1. Field of the Invention
The present invention relates in general to a new and improved method and apparatus for use in drilling boreholes into subsurface formations. More particularly, the present invention relates to a new and improved method and apparatus for use in determining and monitoring the downhole depth from which borehole cuttings are removed and are being received at the surface of the drilling location
2. Description of the Prior Art
It is known that when drilling a well, particularly those related to the rotary drilling of an oil or a gas well, a fluid--often called "drilling mud"--is injected into the drill pipe assembly from the surface of the earth. The fluid, or mud, is pumped downwardly through the drill pipe assembly to the bottom of the borehole, where it passes through the orifices in the drill bit and then flows upwardly toward the surface of the earth through the annular space between the drilling pipe assembly and the wall of the borehole. Upon the return of the mud to the surface of the earth, the mud is passed through a shaker screen which momentarily retains the stony refuse material (borehole cuttings) for evaluation and the mud is gathered in a storage tank from which the mud is reintroduced to the drilling pipe assembly. The drilling mud is commonly circulated and partially retained in the borehole for various reasons, as for example, to exert hydrostatic pressure to keep the subsurface pressure substantially sealed in the borehole and to remove the borehole cuttings from the bottom of the borehole up to the surface of the earth.

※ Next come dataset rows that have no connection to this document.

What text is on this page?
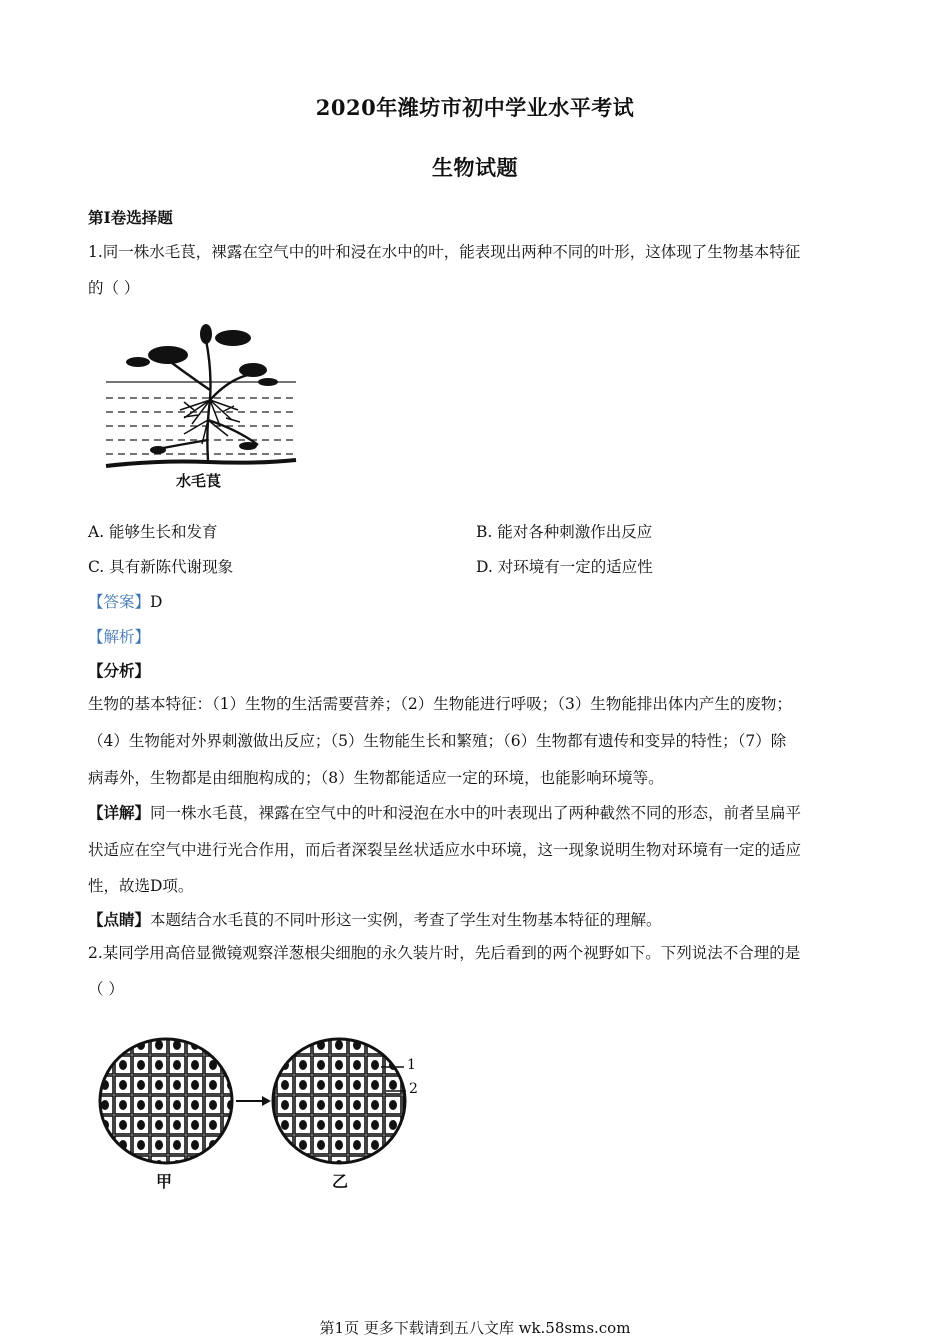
2020年潍坊市初中学业水平考试
生物试题
第Ⅰ卷选择题
1.同一株水毛茛，裸露在空气中的叶和浸在水中的叶，能表现出两种不同的叶形，这体现了生物基本特征
的（ ）
水毛茛
A. 能够生长和发育	B. 能对各种刺激作出反应
C. 具有新陈代谢现象	D. 对环境有一定的适应性
【答案】D
【解析】
【分析】
生物的基本特征：（1）生物的生活需要营养；（2）生物能进行呼吸；（3）生物能排出体内产生的废物；
（4）生物能对外界刺激做出反应；（5）生物能生长和繁殖；（6）生物都有遗传和变异的特性；（7）除
病毒外，生物都是由细胞构成的；（8）生物都能适应一定的环境，也能影响环境等。
【详解】同一株水毛茛，裸露在空气中的叶和浸泡在水中的叶表现出了两种截然不同的形态，前者呈扁平
状适应在空气中进行光合作用，而后者深裂呈丝状适应水中环境，这一现象说明生物对环境有一定的适应
性，故选D项。
【点睛】本题结合水毛茛的不同叶形这一实例，考查了学生对生物基本特征的理解。
2.某同学用高倍显微镜观察洋葱根尖细胞的永久装片时，先后看到的两个视野如下。下列说法不合理的是
（ ）
甲	乙
1
2
第1页 更多下载请到五八文库 wk.58sms.com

When an oil well is being drilled, one of the first methods of evaluating the exploratory activity is to look at the borehole cuttings and examine them from a geological point of view, as for example, what age are the cuttings, what type of rock is in the cuttings, do the cuttings contain a hydrocarbon, etc. When examining and evaluating the borehole cuttings, it is important to know the depth from which the borehole cuttings were removed from the earth. It will be appreciated that the borehole cuttings at the bottom of the borehole do not instantly appear at the surface of the earth but appear at the surface at some later time depending upon such things as the depth of the drill bit at the time the borehole cuttings are brought into existence from the action of the drill bit against the earth, the rate of the flow of the drilling mud, etc.

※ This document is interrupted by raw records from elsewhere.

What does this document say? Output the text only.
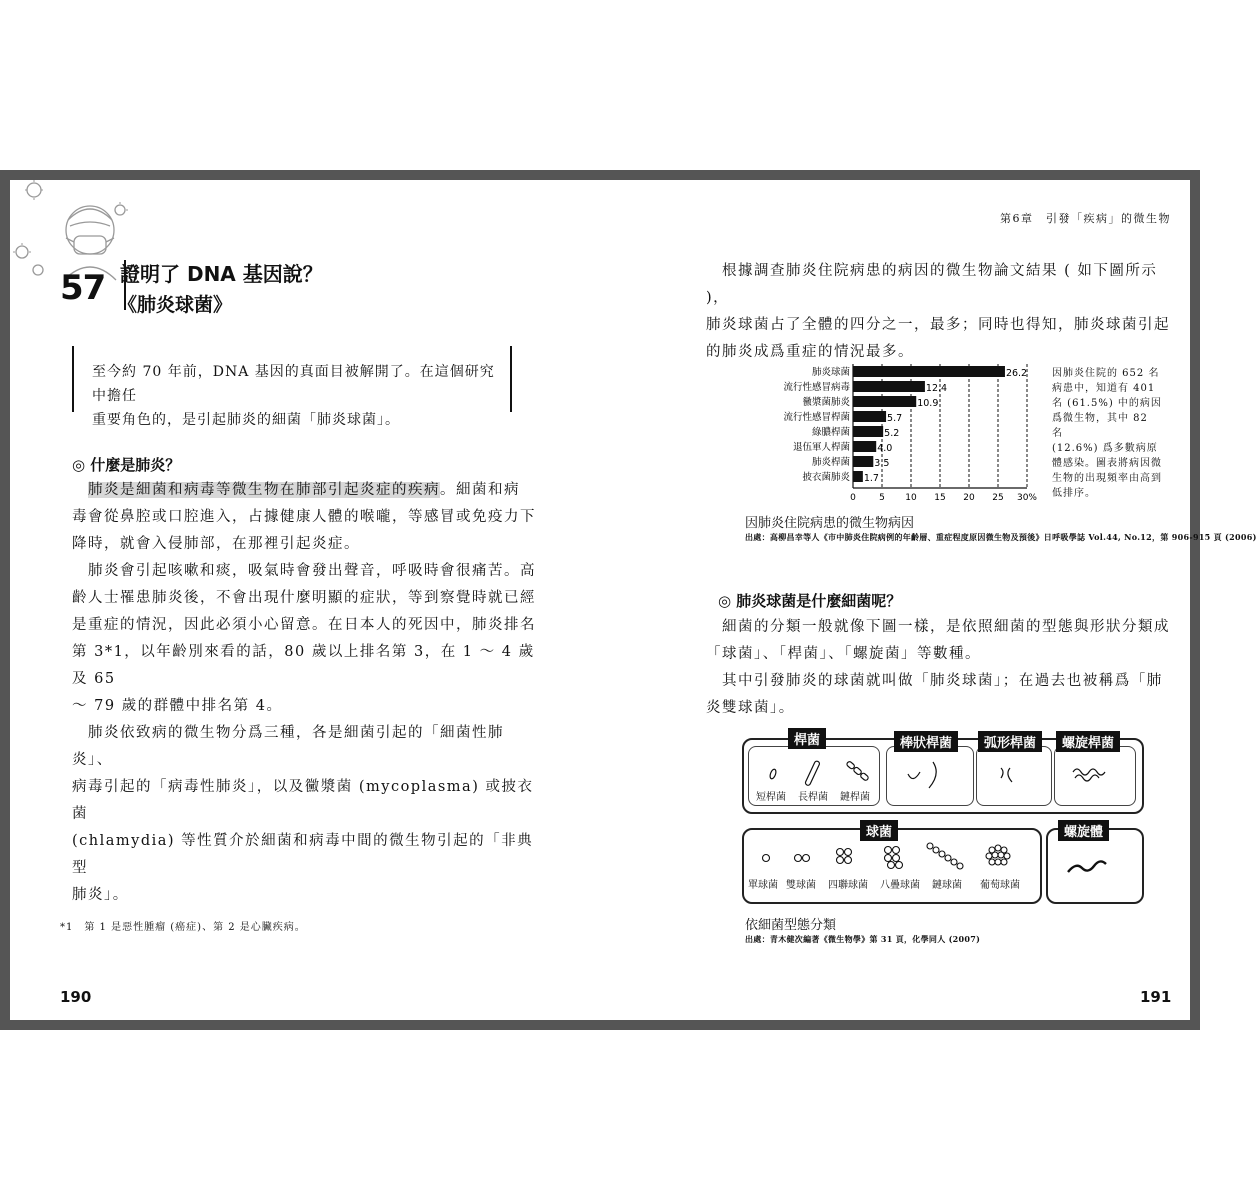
57 證明了 DNA 基因說？
《肺炎球菌》
至今約 70 年前，DNA 基因的真面目被解開了。在這個研究中擔任
重要角色的，是引起肺炎的細菌「肺炎球菌」。
◎ 什麼是肺炎？
肺炎是細菌和病毒等微生物在肺部引起炎症的疾病。細菌和病
毒會從鼻腔或口腔進入，占據健康人體的喉嚨，等感冒或免疫力下
降時，就會入侵肺部，在那裡引起炎症。
肺炎會引起咳嗽和痰，吸氣時會發出聲音，呼吸時會很痛苦。高
齡人士罹患肺炎後，不會出現什麼明顯的症狀，等到察覺時就已經
是重症的情況，因此必須小心留意。在日本人的死因中，肺炎排名
第 3*1，以年齡別來看的話，80 歲以上排名第 3，在 1 ～ 4 歲及 65
～ 79 歲的群體中排名第 4。
肺炎依致病的微生物分爲三種，各是細菌引起的「細菌性肺炎」、
病毒引起的「病毒性肺炎」，以及黴漿菌 (mycoplasma) 或披衣菌
(chlamydia) 等性質介於細菌和病毒中間的微生物引起的「非典型
肺炎」。
*1　第 1 是惡性腫瘤 (癌症)、第 2 是心臟疾病。
190
第6章　引發「疾病」的微生物
根據調查肺炎住院病患的病因的微生物論文結果 ( 如下圖所示 )，
肺炎球菌占了全體的四分之一，最多；同時也得知，肺炎球菌引起
的肺炎成爲重症的情況最多。
肺炎球菌
流行性感冒病毒
黴漿菌肺炎
流行性感冒桿菌
綠膿桿菌
退伍軍人桿菌
肺炎桿菌
披衣菌肺炎
26.2
12.4
10.9
5.7
5.2
4.0
3.5
1.7
0	5 10 15 20 25 30%
因肺炎住院的 652 名
病患中，知道有 401
名 (61.5%) 中的病因
爲微生物，其中 82 名
(12.6%) 爲多數病原
體感染。圖表將病因微
生物的出現頻率由高到
低排序。
因肺炎住院病患的微生物病因
出處：高柳昌幸等人《市中肺炎住院病例的年齡層、重症程度原因微生物及預後》日呼吸學誌 Vol.44, No.12，第 906-915 頁 (2006)
◎ 肺炎球菌是什麼細菌呢？
細菌的分類一般就像下圖一樣，是依照細菌的型態與形狀分類成
「球菌」、「桿菌」、「螺旋菌」等數種。
其中引發肺炎的球菌就叫做「肺炎球菌」；在過去也被稱爲「肺
炎雙球菌」。
桿菌	棒狀桿菌	弧形桿菌	螺旋桿菌
短桿菌 長桿菌 鏈桿菌
球菌
單球菌 雙球菌 四聯球菌 八疊球菌 鏈球菌 葡萄球菌
螺旋體
依細菌型態分類
出處：青木健次編著《微生物學》第 31 頁，化學同人 (2007)
191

In the prior art, one method used to determine the depth from which the borehole cuttings originated is to stop the descent of the drill bit, introduce a predetermined amount of carbide into the downhole flow of drilling mud, record the time of the introduction of the carbide, monitor the discharge of the drilling mud at the surface of the earth for the presence of acetylene gas and record the time at which the presence of the acetylene gas occurs. The total elapsed time provides the time required for the drilling mud to traverse the round trip to the bottom of the borehole and back to the surface of the earth. Since the inside volume of each section of drill pipe is known, the total inside volume of the drill pipe down to any depth is known or can be easily calculated. The output of the mud pump at certain predetermined speeds is known (or may be determined at any particular speed of operation) so the amount of time required for, the mud pump to pump the carbide down to the drill bit (and the borehole cuttings) may be calculated. The amount of time can also be considered as the time necessary for the mud pump to pump sufficient mud to fill the inside volume of the drill pipe down to the drill bit. The time required for the borehole cuttings at the drill bit to travel to the surface of the earth from the drill bit (or place of origination) is equal to the total elapsed time minus the time required for the carbide to travel down to the drill bit. If the round trip for the drilling mud took one hour and twenty minutes at a depth of five thousand feet and the calculated time for the carbide to reach the drill bit was twenty minutes, then the borehole cuttings from that general depth would take approximately one hour to travel from the bottom of the borehole to the surface of the earth where the borehole cuttings could be observed. The time required for the borehole cuttings at the bottom of the borehole to reach the surface of the earth is known as the lag time. Obviously, this method depends on constant and continuous pumping of the mud pump.
The present invention as claimed is intended to provide a method and apparatus which eliminates many of the prior art deficiencies which include the necessity to operate the mud pump or mud pumps at the same speed at all times which includes during the calibration or initialization of the determination of the lag time, during the time borehole cuttings are being brought to the surface of the earth to be evaluated, etc. If the mud pump or mud pumps are not operated at the same speed at the times associated with the determination of the lag time then error will be introduced into the determination of the lag time. In the prior art, it is necessary to monitor and maintain a record, mental or written, of the time or times associated with the determination of lag time. In the prior art, lag time is a function of time and requires the measurement of time.